None of this is really to criticize Obama, even if I have disagreed with some of his moves. For all his faults he still runs a White House that gives science and scientists a more prominent place than his predecessor did. Sebelius may have decided to overrule them on Plan B, but the FDA was allowed to do its job and approve the drug as the science suggested. The National Oceanic and Atmospheric Administration (NOAA) under Obama has produced excellent—and often frightening—research on climate change, and outspoken government scientists like the climatologist James Hansen have remained outspoken.
Instead, we have to be more realistic about how science is used in policymaking, as one scientist explained after Obama’s memorandum back in March 2009:
Ultimately, science can only tell us so much. It can tell us that there is little evidence that Plan B would pose any danger to women below the age of 18, but it can’t tell us whether it’s right that they should be able to have the drug without a prescription. Obviously, not every American feels that way—including, I suspect, President Obama, who has often leaned conservative on many social issues. I think they’re wrong—and maybe you do, too—but it’s my ethics and my values and my experience that inform that position, as much or more than any scientific study.
That goes for climate change and other environmental policy issues as well.

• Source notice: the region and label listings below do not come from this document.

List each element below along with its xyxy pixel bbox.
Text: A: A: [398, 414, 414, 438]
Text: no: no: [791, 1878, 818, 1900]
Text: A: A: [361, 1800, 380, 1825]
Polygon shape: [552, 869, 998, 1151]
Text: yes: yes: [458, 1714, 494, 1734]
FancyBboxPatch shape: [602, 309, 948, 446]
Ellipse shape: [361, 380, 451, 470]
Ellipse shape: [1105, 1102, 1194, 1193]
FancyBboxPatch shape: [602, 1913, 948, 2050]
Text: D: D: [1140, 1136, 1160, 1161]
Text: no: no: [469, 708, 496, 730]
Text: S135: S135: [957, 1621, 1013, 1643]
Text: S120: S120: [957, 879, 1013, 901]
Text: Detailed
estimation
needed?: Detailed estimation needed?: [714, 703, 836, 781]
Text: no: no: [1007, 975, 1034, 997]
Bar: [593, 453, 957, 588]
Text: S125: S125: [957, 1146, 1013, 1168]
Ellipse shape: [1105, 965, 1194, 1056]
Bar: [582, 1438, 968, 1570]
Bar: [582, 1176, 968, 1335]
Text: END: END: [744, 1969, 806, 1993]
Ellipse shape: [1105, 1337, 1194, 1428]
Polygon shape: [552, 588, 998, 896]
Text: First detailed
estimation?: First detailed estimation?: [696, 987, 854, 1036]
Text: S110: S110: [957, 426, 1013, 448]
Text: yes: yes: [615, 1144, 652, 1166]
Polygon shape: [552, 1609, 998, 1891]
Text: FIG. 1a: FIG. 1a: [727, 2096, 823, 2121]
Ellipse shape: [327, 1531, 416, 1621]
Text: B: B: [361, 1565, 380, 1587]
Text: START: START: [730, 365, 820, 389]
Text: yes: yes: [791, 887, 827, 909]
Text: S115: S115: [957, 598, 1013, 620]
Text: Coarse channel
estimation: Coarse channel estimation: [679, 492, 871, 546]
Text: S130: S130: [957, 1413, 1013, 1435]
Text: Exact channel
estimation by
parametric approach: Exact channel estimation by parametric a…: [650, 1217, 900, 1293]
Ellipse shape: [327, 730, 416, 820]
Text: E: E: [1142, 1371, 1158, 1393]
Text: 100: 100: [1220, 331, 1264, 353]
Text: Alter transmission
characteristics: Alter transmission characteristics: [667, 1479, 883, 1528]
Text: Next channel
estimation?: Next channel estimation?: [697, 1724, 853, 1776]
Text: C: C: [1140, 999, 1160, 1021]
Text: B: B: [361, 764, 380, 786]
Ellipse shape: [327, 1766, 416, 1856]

Climate science is getting better and better—no thanks to Republicans in Congress who would zero out funding for U.N. climate research—but the future in warmer world is still cloudy and uncertain. Environmentalists often call on us to act on the science of climate change, but in most cases science can offer guidelines, not dictates. Not to mention the fact—as Andrew Revkin has noted at Dot Earth—for every Nobel winner who recommends one course of action, you can usually find a different Nobel winner who recommends the opposite course.
The responsibility falls on us—and on our leaders—to interpret that science in the form of social and political choices. What do we value—and what do we think we can live without? Even more than harping on the science, advocates of strong climate action need to work on people’s values—and their politics, to convince them that this issue really is as important as we say it is. That’s an uphill battle, but it’s one that must be fought.